The interest in Spiritual Formation is growing rapidly. We can now say that the topic is “popular.” I knew this day was coming, and now it is upon us. For some time our theological seminaries have been establishing programs in Spiritual Formation; some on the M.Div. level, others on the D.Min. level. Christian colleges too have been starting up Spiritual Formation courses and integrating the concern into various aspects of their curriculum. Endowed professorships have been set up specifically to teach Spiritual Formation. Various institutes and centers of Spiritual Formation have been popping up around the country. The number of those who are trained to do Spiritual Direction has been growing steadily. The term—if not a clear understanding of it—has now come into the mainstream of Protestant language. (Spiritual Formation has been in Catholic circles for a long time, but it has been confined mainly to Religious orders. All that is changing rapidly, and today it is common to see Spiritual Formation concepts adapted to reflect lay and married life concerns.)
Now, religious publishers are getting into the act, scurrying about to acquire books in the field, even establishing whole lines in Spiritual Formation. Perhaps the surest sign that this is indeed a hot topic is that soon yet another specialty Bible will be available to us—”The Spiritual Formation Bible.”

The Upside and the Downside

This heightened interest in Spiritual Formation has both an up side and a down side. The down side first. To begin with people are going to write about it and teach on it and set up centers in it regardless of whether or not they know anything about it. Publishers, too, will publish in the field irrespective of whether they know what they are doing or whether they don’t have a clue. In addition, the constant pressure to make the concepts understandable will lead to a “dumbing down” process. Those at the forefront of this process will be sorely tempted to reduce Spiritual Formation to little more than a variety of “simple steps to blessedness.” Even more, the economic boon of all this interest will result in strategies for marketing Spiritual Formation.

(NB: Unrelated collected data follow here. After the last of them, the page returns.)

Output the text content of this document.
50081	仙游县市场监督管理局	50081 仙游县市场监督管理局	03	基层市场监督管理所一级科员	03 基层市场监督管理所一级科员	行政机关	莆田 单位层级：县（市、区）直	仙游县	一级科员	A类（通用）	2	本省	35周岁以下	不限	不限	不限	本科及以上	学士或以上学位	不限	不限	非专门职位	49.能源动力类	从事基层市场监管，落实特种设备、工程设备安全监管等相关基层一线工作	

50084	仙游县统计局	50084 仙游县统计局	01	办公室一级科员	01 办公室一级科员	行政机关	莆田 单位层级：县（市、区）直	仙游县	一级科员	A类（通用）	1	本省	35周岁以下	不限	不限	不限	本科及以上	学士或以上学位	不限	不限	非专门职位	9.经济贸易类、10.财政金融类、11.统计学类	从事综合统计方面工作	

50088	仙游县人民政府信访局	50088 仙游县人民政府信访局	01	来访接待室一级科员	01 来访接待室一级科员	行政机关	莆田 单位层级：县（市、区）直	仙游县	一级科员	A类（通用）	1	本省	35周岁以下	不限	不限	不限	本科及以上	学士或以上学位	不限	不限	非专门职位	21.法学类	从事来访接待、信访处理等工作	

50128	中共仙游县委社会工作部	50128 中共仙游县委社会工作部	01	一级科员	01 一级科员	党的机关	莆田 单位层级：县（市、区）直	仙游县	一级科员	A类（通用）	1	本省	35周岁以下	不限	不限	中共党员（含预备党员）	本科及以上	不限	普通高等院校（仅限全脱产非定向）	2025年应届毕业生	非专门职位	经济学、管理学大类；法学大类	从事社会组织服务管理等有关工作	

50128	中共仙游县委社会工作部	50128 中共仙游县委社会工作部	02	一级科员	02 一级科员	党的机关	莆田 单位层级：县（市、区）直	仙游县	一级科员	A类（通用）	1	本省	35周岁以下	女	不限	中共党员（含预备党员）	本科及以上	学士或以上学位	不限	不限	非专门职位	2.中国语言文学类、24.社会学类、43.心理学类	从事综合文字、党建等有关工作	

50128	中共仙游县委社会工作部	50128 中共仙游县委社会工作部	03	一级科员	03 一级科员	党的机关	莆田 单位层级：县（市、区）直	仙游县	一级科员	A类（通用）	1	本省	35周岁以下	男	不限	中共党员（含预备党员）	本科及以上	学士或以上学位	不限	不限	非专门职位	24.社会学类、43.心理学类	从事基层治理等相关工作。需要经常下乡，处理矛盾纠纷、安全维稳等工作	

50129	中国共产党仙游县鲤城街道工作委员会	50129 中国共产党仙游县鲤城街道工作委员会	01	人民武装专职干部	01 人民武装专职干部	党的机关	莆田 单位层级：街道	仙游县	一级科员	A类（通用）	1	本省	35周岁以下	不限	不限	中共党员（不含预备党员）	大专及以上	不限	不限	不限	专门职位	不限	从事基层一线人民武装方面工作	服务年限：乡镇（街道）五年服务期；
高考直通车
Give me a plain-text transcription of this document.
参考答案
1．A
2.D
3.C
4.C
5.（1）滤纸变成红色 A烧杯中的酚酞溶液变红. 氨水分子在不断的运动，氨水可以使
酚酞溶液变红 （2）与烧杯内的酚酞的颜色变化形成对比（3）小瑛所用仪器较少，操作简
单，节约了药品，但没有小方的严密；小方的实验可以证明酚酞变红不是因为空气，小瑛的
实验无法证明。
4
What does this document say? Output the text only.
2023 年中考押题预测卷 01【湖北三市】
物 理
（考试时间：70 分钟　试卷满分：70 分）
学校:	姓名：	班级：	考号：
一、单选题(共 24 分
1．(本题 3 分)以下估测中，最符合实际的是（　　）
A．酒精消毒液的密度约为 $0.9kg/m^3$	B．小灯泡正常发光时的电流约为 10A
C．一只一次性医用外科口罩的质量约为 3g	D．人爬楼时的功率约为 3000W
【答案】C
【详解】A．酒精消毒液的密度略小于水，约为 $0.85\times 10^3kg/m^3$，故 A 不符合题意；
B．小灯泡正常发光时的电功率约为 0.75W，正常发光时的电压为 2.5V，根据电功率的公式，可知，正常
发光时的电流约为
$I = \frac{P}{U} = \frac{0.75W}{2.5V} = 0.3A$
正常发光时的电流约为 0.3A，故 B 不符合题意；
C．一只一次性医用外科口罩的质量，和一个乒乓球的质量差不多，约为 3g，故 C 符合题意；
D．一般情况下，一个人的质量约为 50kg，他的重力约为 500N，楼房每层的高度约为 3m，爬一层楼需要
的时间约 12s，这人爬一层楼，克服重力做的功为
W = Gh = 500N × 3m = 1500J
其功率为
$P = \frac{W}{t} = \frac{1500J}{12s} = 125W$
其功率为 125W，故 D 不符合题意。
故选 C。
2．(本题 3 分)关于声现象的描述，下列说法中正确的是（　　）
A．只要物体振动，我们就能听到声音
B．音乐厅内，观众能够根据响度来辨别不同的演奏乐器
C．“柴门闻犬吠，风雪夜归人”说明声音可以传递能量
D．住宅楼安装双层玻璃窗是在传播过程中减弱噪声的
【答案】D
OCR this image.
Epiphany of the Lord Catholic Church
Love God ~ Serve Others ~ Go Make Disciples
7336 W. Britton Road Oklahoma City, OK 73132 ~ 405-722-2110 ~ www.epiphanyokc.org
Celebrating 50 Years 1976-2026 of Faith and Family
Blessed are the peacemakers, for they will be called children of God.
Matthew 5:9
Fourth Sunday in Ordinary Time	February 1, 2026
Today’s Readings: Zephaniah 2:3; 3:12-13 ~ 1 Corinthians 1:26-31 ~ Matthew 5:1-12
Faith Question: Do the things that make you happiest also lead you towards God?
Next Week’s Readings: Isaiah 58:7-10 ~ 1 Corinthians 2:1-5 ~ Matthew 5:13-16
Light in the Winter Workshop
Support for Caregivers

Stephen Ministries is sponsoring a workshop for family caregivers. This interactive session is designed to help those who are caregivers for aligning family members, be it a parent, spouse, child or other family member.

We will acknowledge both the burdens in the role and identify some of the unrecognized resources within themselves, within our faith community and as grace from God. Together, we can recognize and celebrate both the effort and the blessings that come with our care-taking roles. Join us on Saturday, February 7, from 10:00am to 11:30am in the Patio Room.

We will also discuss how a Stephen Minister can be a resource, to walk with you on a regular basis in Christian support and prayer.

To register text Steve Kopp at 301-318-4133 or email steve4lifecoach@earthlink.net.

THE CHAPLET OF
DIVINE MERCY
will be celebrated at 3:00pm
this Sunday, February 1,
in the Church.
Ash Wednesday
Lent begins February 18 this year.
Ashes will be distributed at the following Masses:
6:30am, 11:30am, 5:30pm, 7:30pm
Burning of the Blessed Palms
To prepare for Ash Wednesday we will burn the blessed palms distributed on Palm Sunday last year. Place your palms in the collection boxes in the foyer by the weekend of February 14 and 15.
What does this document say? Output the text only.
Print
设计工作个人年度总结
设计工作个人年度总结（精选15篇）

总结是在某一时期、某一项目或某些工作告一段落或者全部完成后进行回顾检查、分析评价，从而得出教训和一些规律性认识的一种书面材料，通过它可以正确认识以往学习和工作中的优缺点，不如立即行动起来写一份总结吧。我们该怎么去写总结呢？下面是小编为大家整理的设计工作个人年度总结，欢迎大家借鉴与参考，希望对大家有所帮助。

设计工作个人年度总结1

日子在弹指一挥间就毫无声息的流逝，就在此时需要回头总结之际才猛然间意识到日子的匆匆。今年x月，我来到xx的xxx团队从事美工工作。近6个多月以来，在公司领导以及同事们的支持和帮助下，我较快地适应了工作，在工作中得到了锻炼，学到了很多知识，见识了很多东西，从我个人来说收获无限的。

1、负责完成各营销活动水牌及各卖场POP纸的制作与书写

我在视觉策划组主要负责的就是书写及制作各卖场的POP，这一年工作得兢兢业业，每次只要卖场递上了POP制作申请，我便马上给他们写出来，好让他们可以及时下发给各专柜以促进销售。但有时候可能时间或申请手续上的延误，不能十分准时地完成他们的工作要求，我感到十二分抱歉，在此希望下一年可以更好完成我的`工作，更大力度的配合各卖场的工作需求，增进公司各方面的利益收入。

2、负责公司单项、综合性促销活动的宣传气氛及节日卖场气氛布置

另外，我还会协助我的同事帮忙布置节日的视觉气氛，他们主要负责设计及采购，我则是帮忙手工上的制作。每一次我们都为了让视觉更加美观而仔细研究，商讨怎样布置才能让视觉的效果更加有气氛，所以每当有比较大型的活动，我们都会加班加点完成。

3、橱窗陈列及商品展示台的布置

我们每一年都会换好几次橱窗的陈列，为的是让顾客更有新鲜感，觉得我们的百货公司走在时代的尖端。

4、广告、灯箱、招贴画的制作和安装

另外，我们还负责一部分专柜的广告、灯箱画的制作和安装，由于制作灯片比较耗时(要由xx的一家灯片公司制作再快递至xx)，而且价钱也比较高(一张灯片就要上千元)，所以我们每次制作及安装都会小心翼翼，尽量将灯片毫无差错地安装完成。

Here the perpetual tendencies will be to claim more than is the case, promise a quick fix, and mask the cost of discipleship.

But the up side should not be forgotten. Many today are simply no longer content with either “spiritual goose bumps” or a cerebral religion divorced from life. They are looking for—and expecting—a faith that will substantively transform their lives. Alongside this is the potential for Spiritual Formation to breathe new life into religious experience by reconnecting theology to practice. A theologia habitus, if you will, a theology which produces habits. If such a “practiced theology” is, in fact, developed (and many things can keep this from occurring), it will swing open new doors onto spiritual growth. This will, in turn, give renewed hope to hosts of people that it is actually possible to grow in grace by experiencing an ever fuller conformity to the way of Christ.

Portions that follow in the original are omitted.